Another low-volatility choice is Merger Fund (MERFX). The fund (a member of the Kiplinger 25) owns stocks but has consistently produced steady returns that are almost totally uncorrelated with the broad stock market. In 2008, for instance, the fund lost just 2.3%, and in 2009 it gained just 8.5% (compared with a gain of 26.5% for the S&P 500). How? By investing in stocks involved in takeovers and mergers.

The fund’s managers don’t try to predict takeover bids. Rather, they buy the stocks of takeover targets after the bids are announced and hang on till the deals are consummated. The result: small but consistent profits. Merger’s strategy is the opposite of risky, but for an investor seeking a way to balance possible losses in the stock market, it provides excellent ballast.

Commodities are the assets whose ups and downs have been least coupled with stocks’ fortunes. Over the past 50 years, the correlation has been at right about zero. It was difficult for small investors to buy commodities in the past, but you can now invest in many through ETFs.
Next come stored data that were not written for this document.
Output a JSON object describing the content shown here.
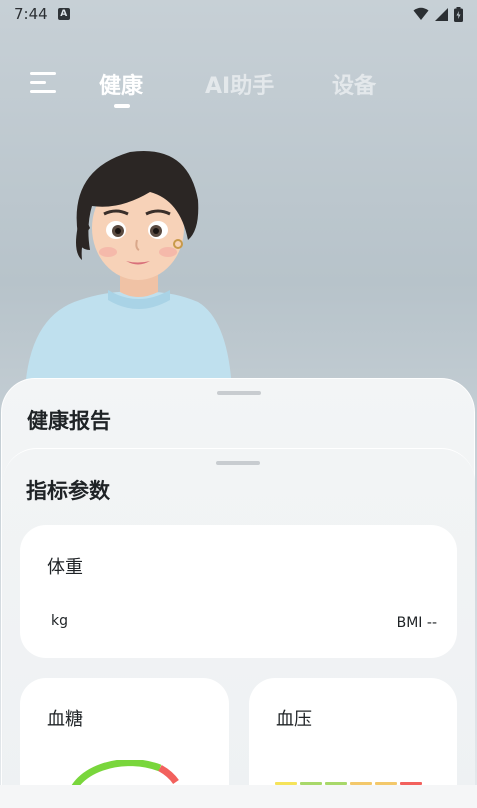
{
  "status_bar": {
    "time": "7:44",
    "notification_badge": "A"
  },
  "nav": {
    "tabs": [
      {
        "label": "健康",
        "active": true
      },
      {
        "label": "AI助手",
        "active": false
      },
      {
        "label": "设备",
        "active": false
      }
    ]
  },
  "report": {
    "title": "健康报告"
  },
  "metrics": {
    "title": "指标参数",
    "weight": {
      "label": "体重",
      "unit": "kg",
      "bmi": "BMI --"
    },
    "blood_sugar": {
      "label": "血糖"
    },
    "blood_pressure": {
      "label": "血压"
    }
  },
  "colors": {
    "gauge_green": "#79d63c",
    "gauge_red": "#f2615d",
    "bp_segments": [
      "#f5e35a",
      "#a8d86a",
      "#a8d86a",
      "#f3c86b",
      "#f3c86b",
      "#f2615d"
    ]
  }
}
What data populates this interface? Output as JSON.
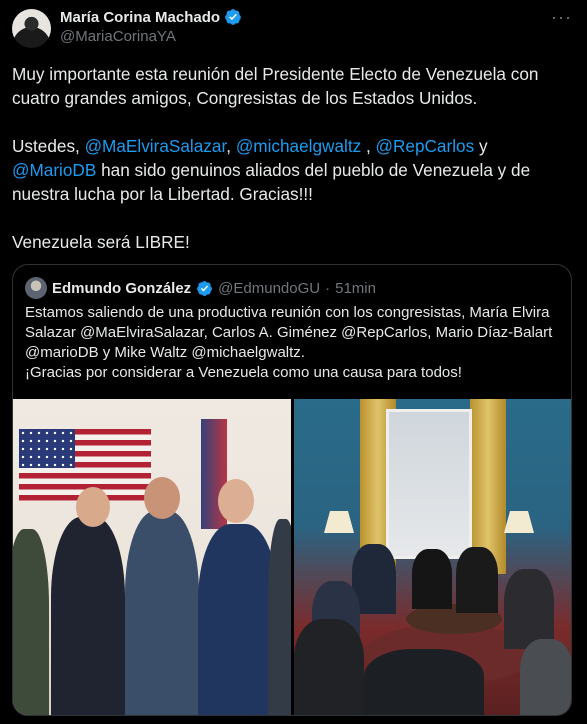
{
  "tweet": {
    "author_name": "María Corina Machado",
    "author_handle": "@MariaCorinaYA",
    "more_icon": "more-dots-icon",
    "text_line1": "Muy importante esta reunión del Presidente Electo de Venezuela con cuatro grandes amigos, Congresistas de los Estados Unidos.",
    "text_p2_prefix": "Ustedes, ",
    "mention1": "@MaElviraSalazar",
    "sep1": ", ",
    "mention2": "@michaelgwaltz",
    "sep2": " , ",
    "mention3": "@RepCarlos",
    "sep3": " y ",
    "mention4": "@MarioDB",
    "text_p2_suffix": " han sido genuinos aliados del pueblo de Venezuela y de nuestra lucha por la Libertad. Gracias!!!",
    "text_p3": "Venezuela será LIBRE!"
  },
  "quote": {
    "author_name": "Edmundo González",
    "author_handle": "@EdmundoGU",
    "dot": "·",
    "time": "51min",
    "text_line1": "Estamos saliendo de una productiva reunión con los congresistas, María Elvira Salazar @MaElviraSalazar, Carlos A. Giménez @RepCarlos, Mario Díaz-Balart @marioDB y Mike Waltz @michaelgwaltz.",
    "text_line2": "¡Gracias por considerar a Venezuela como una causa para todos!"
  },
  "colors": {
    "background": "#000000",
    "text": "#e7e9ea",
    "secondary": "#71767b",
    "accent": "#1d9bf0",
    "border": "#2f3336"
  }
}
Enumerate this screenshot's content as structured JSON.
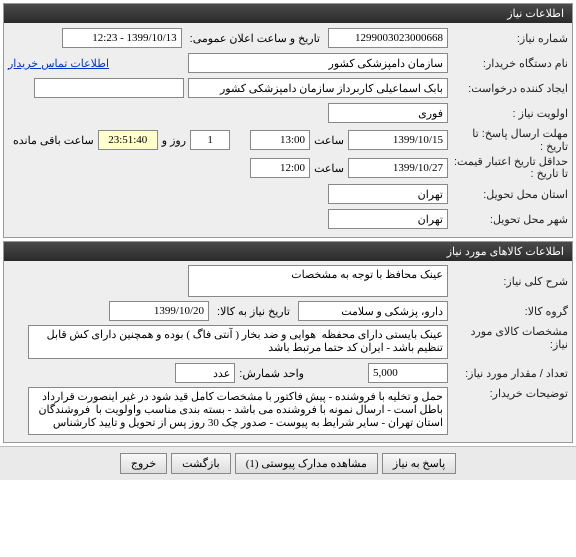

PowerShares DB Base Metals (DBB), for example, has holdings divided almost evenly among zinc, copper and aluminum. But for my rogue hedge fund, I prefer United States Gasoline (UGA), which, as the name implies, owns gasoline futures contracts. If the price at the pump goes up, you may be shelling out more to drive, but your investment portfolio will be happy. And that is the very definition of a nice hedge.

James K. Glassman, a former UnderSecretary of State, is a visiting fellow at the American Enterprise Institute. He owns none of the investments mentioned.